Cuando Carlos V llegó al poder, las Antillas estaban agotadas, y se estaban buscando nuevas tierras para conquistar y explotar. Esta fue
la finalidad de las expediciones al continente. Hernán Cortés tomó la delantera y desobedeciendo las órdenes del gobernador, zarpó a
primeros del año 1519. En abril de 1519 desembarcó en la costa de México y fundó la ciudad de Vera Cruz. Se adentró en el país y logró
aliarse con la tribu de los Tlaxcala, descontentos con la hegemonía azteca. Al cabo de un mes llegó al centro del imperio azteca, donde
se impuso al emperador Moctezuma, pero tuvo que regresar y los españoles tuvieron que evacuar Tenochtitlán. Cortés volvió a tomar
la ciudad en agosto de 1521 y gobernó de forma duradera. En 1529 Carlos V lo llamó y no le autorizó nunca más a regresar a México.

La abdicación y el retiro
Carlos V no pudo alcanzar ninguno de los objetivos que se había propuesto cuando accedió al imperio: rechazar y mantener la unidad
religiosa del mundo cristiano. El emperador sentía un especial interés por los Países Bajos, donde había nacido, y los separó de los otros
dominios de los Habsburgo para dárselos en herencia a su hijo Felipe.

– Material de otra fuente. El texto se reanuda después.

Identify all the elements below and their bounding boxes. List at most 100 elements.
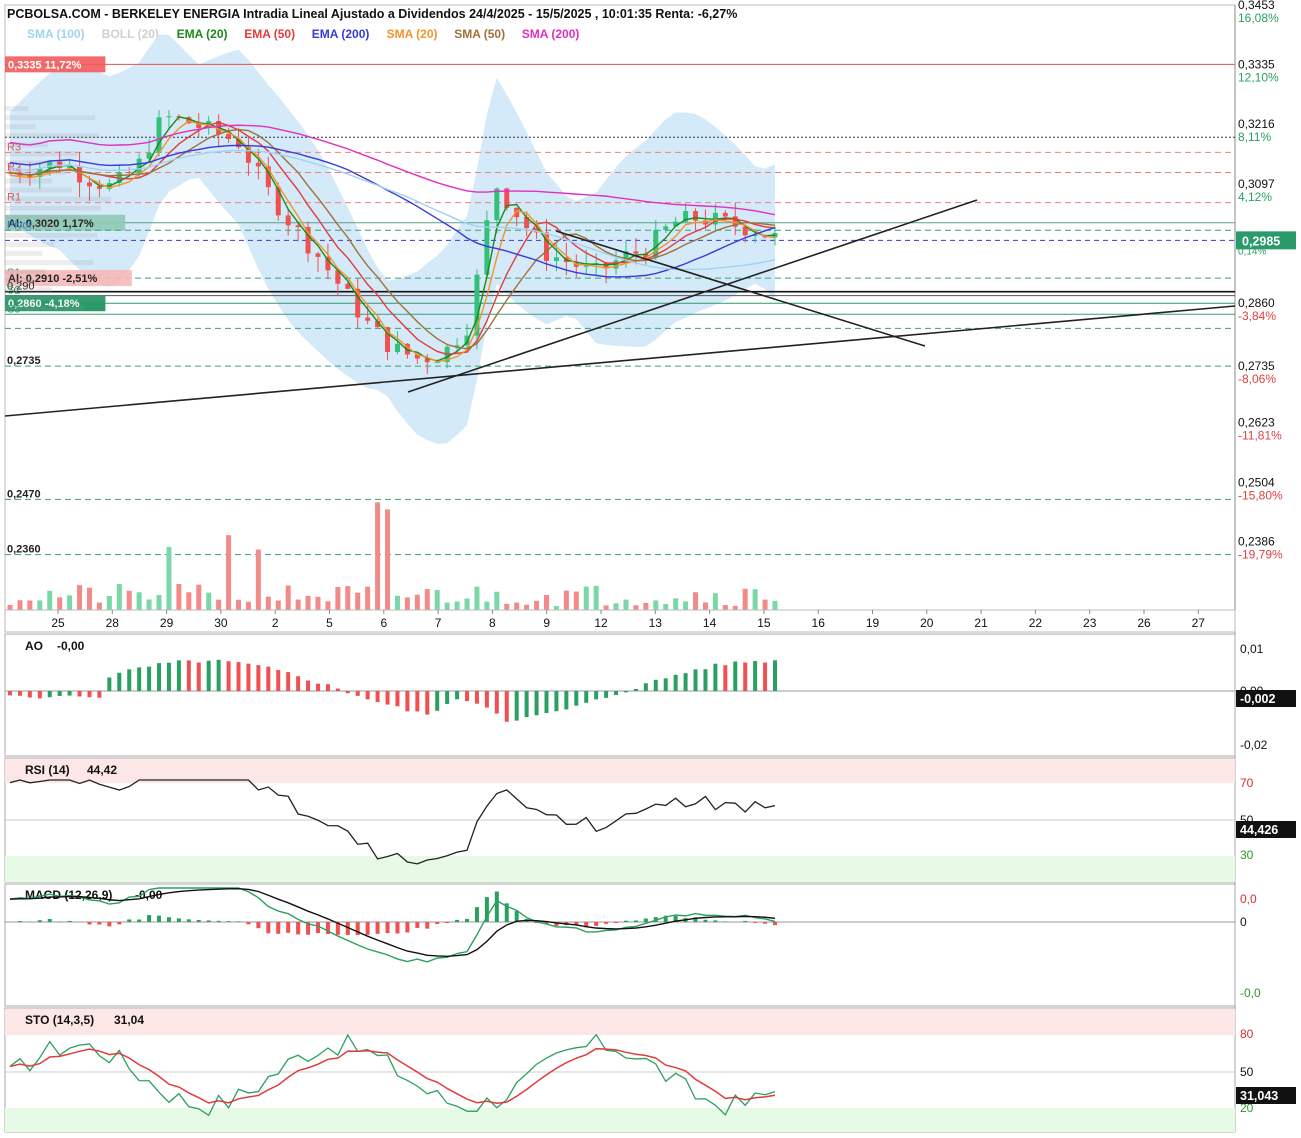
volume-bar bbox=[762, 599, 768, 610]
ao-bar bbox=[465, 691, 470, 702]
macd-histogram-bar bbox=[385, 922, 390, 934]
volume-bar bbox=[335, 586, 341, 610]
ao-bar bbox=[584, 691, 589, 703]
macd-histogram-bar bbox=[643, 918, 648, 922]
macd-tick: 0,0 bbox=[1240, 892, 1257, 906]
volume-bar bbox=[176, 584, 182, 610]
macd-histogram-bar bbox=[604, 922, 609, 924]
volume-bar bbox=[474, 586, 480, 610]
candle-body bbox=[722, 212, 728, 217]
macd-histogram-bar bbox=[157, 915, 162, 922]
ao-bar bbox=[107, 677, 112, 691]
ao-bar bbox=[256, 665, 261, 691]
ao-bar bbox=[27, 691, 32, 698]
macd-histogram-bar bbox=[166, 917, 171, 922]
macd-histogram-bar bbox=[474, 907, 479, 922]
legend-item: SMA (50) bbox=[454, 27, 505, 41]
legend-item: EMA (20) bbox=[177, 27, 228, 41]
volume-bar bbox=[285, 585, 291, 610]
volume-bar bbox=[722, 605, 728, 610]
ao-bar bbox=[713, 663, 718, 691]
macd-tick: -0,0 bbox=[1240, 986, 1261, 1000]
macd-histogram-bar bbox=[713, 920, 718, 922]
ao-bar bbox=[355, 691, 360, 696]
candle-body bbox=[693, 211, 699, 221]
ao-bar bbox=[147, 666, 152, 691]
price-tick-pct: 16,08% bbox=[1238, 11, 1279, 25]
x-tick-label: 9 bbox=[543, 616, 550, 630]
volume-bar bbox=[603, 605, 609, 610]
volume-bar bbox=[96, 602, 102, 610]
macd-histogram-bar bbox=[117, 922, 122, 925]
macd-histogram-bar bbox=[445, 922, 450, 923]
ao-bar bbox=[425, 691, 430, 715]
price-tick: 0,2623 bbox=[1238, 415, 1275, 429]
ao-bar bbox=[306, 680, 311, 691]
macd-histogram-bar bbox=[196, 919, 201, 922]
ao-bar bbox=[683, 673, 688, 691]
ao-bar bbox=[286, 672, 291, 691]
volume-bar bbox=[534, 600, 540, 610]
volume-profile-bar bbox=[5, 106, 29, 112]
volume-bar bbox=[226, 535, 232, 610]
x-tick-label: 22 bbox=[1029, 616, 1043, 630]
x-tick-label: 7 bbox=[435, 616, 442, 630]
candle-body bbox=[126, 172, 132, 174]
macd-histogram-bar bbox=[37, 920, 42, 922]
volume-bar bbox=[613, 603, 619, 610]
price-tick: 0,2504 bbox=[1238, 475, 1275, 489]
volume-bar bbox=[275, 600, 281, 610]
ao-bar bbox=[405, 691, 410, 712]
volume-profile-bar bbox=[5, 205, 101, 211]
ao-bar bbox=[524, 691, 529, 718]
rsi-value: 44,42 bbox=[87, 763, 117, 777]
ao-bar bbox=[17, 691, 22, 696]
volume-profile-bar bbox=[5, 133, 99, 139]
volume-bar bbox=[444, 602, 450, 610]
legend-item: EMA (50) bbox=[244, 27, 295, 41]
ao-bar bbox=[345, 691, 350, 694]
ao-bar bbox=[693, 669, 698, 691]
ao-bar bbox=[534, 691, 539, 716]
candle-body bbox=[285, 215, 291, 226]
ao-bar bbox=[604, 691, 609, 698]
macd-histogram-bar bbox=[763, 922, 768, 924]
ao-bar bbox=[365, 691, 370, 700]
volume-bar bbox=[325, 601, 331, 610]
macd-histogram-bar bbox=[236, 921, 241, 922]
ao-bar bbox=[385, 691, 390, 705]
ao-bar bbox=[703, 669, 708, 691]
macd-histogram-bar bbox=[425, 922, 430, 929]
macd-histogram-bar bbox=[256, 922, 261, 929]
chart-canvas: PCBOLSA.COM - BERKELEY ENERGIA Intradia … bbox=[4, 0, 1296, 1133]
level-label: 0,2360 bbox=[7, 544, 41, 556]
macd-histogram-bar bbox=[703, 919, 708, 922]
legend-item: SMA (20) bbox=[387, 27, 438, 41]
volume-bar bbox=[752, 589, 758, 610]
volume-bar bbox=[494, 591, 500, 610]
ao-bar bbox=[137, 667, 142, 691]
page-title: PCBOLSA.COM - BERKELEY ENERGIA Intradia … bbox=[7, 7, 737, 21]
volume-bar bbox=[454, 601, 460, 610]
sto-overbought-zone bbox=[5, 1009, 1235, 1035]
ao-bar bbox=[67, 691, 72, 696]
x-tick-label: 13 bbox=[649, 616, 663, 630]
x-axis bbox=[4, 609, 1236, 633]
x-tick-label: 19 bbox=[866, 616, 880, 630]
x-tick-label: 26 bbox=[1137, 616, 1151, 630]
ao-bar bbox=[127, 669, 132, 691]
x-tick-label: 16 bbox=[812, 616, 826, 630]
ao-bar bbox=[594, 691, 599, 700]
macd-histogram-bar bbox=[633, 920, 638, 922]
volume-bar bbox=[206, 592, 212, 610]
ao-bar bbox=[8, 691, 12, 696]
ao-bar bbox=[77, 691, 82, 697]
volume-bar bbox=[663, 603, 669, 610]
ao-bar bbox=[395, 691, 400, 707]
volume-bar bbox=[742, 588, 748, 610]
ao-bar bbox=[574, 691, 579, 706]
ao-bar bbox=[544, 691, 549, 713]
volume-bar bbox=[394, 595, 400, 610]
macd-histogram-bar bbox=[435, 922, 440, 925]
x-tick-label: 2 bbox=[272, 616, 279, 630]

El 22 de octubre de 1555 Carlos V renunció en Bruselas al título de gran maestre del Toisón de Oro. Tres días después, también en
Bruselas, renunció a su título de duque de Borgoña, soberano de los Países Bajos. Sin ninguna pompa, el 16 de enero de 1556 Carlos V
entregó a su hijo las coronas de Castilla, Aragón, Sicilia y las Indias. La corte fue despedida. Eligió Extremadura, una alejada región
española, para retirarse.

Murió el 21 de septiembre de 1558 a las dos de la madrugada.